Senate warned of housing 'catastrophe' months before cuts

A SENATE committee was told the "housing affordability crisis" would turn into a "catastrophe" if nothing was done three months before outgoing Social Services Minister Kevin Andrews cut the federal homelessness budget this week.

Homelessness services around the country are in uproar after the Social Services department sent letters to several groups on Monday telling them funding would be cut.

It is understood the cuts included an end to the $5 million a year funding for National Shelter; $260,000 cut from Financial Counselling Australia, as well as cuts to other groups including Homelessness Australia and the Community Housing Federation of Australia; overall reportedly totalling more than $200 million over four years.

While the cuts focus on homelessness grants, funding will continue for legislated programs under the National Affordable Housing Agreement and some services were advised earlier this year grants may be cut.

National Shelter chief executive Adrian Pisarski said the cut was "callous"; describing it as a move to "silence the voices of the vulnerable by reneging on contracts".

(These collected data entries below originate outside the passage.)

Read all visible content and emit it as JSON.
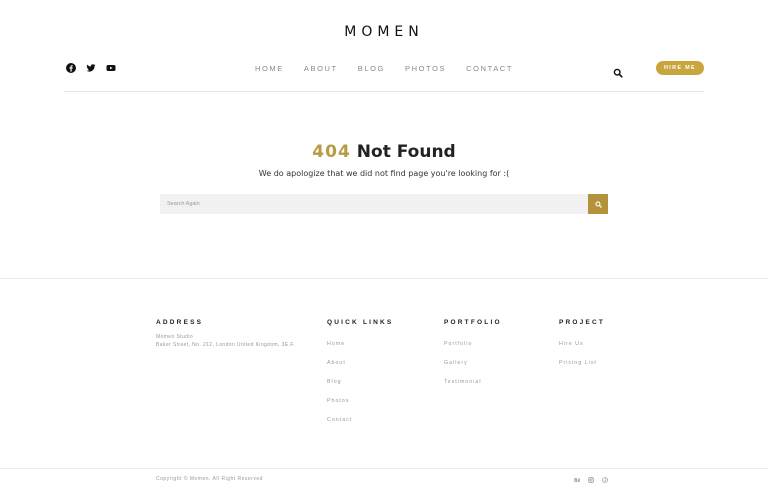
{
  "header": {
    "logo": "MOMEN",
    "social": [
      "facebook-icon",
      "twitter-icon",
      "youtube-icon"
    ],
    "nav": [
      "HOME",
      "ABOUT",
      "BLOG",
      "PHOTOS",
      "CONTACT"
    ],
    "hire_label": "HIRE ME"
  },
  "main": {
    "code": "404",
    "title": "Not Found",
    "message": "We do apologize that we did not find page you're looking for :(",
    "search_placeholder": "Search Again"
  },
  "footer": {
    "address": {
      "heading": "ADDRESS",
      "line1": "Momen Studio",
      "line2": "Baker Street, No. 212, London United Kingdom, 3E.F."
    },
    "quick_links": {
      "heading": "QUICK LINKS",
      "items": [
        "Home",
        "About",
        "Blog",
        "Photos",
        "Contact"
      ]
    },
    "portfolio": {
      "heading": "PORTFOLIO",
      "items": [
        "Portfolio",
        "Gallery",
        "Testimonial"
      ]
    },
    "project": {
      "heading": "PROJECT",
      "items": [
        "Hire Us",
        "Pricing List"
      ]
    },
    "copyright": "Copyright © Momen. All Right Reserved",
    "social": [
      "behance-icon",
      "instagram-icon",
      "pinterest-icon"
    ]
  },
  "colors": {
    "accent": "#c9a53d",
    "accent_dark": "#b3923a",
    "code": "#b99b45"
  }
}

While the department did not respond to questions on Tuesday, Mr Pisarski had already told a Senate inquiry into affordable housing about the scale of the problem facing the nation on homelessness and housing affordability.

In a public hearing in September, he told the committee the nation was already in the grip of a "crisis in affordable housing" and if it was not addressed "it will become a catastrophe".

Mr Pisarski said the current housing and tax systems, including tax breaks for property investors was "increasing wealth for those who already have some and it is increasing poverty for people who have nothing or very little".

"It seems to have abandoned its dedication to home ownership as an objective and increasingly we are becoming a nation of renters," he said at the time.

As the Senate committee prepares to present its final report in March, housing will stay on the agenda, with Greens Senator Rachel Siewert pledging to move for a new Senate inquiry into the cuts for homelessness services when parliament resumes.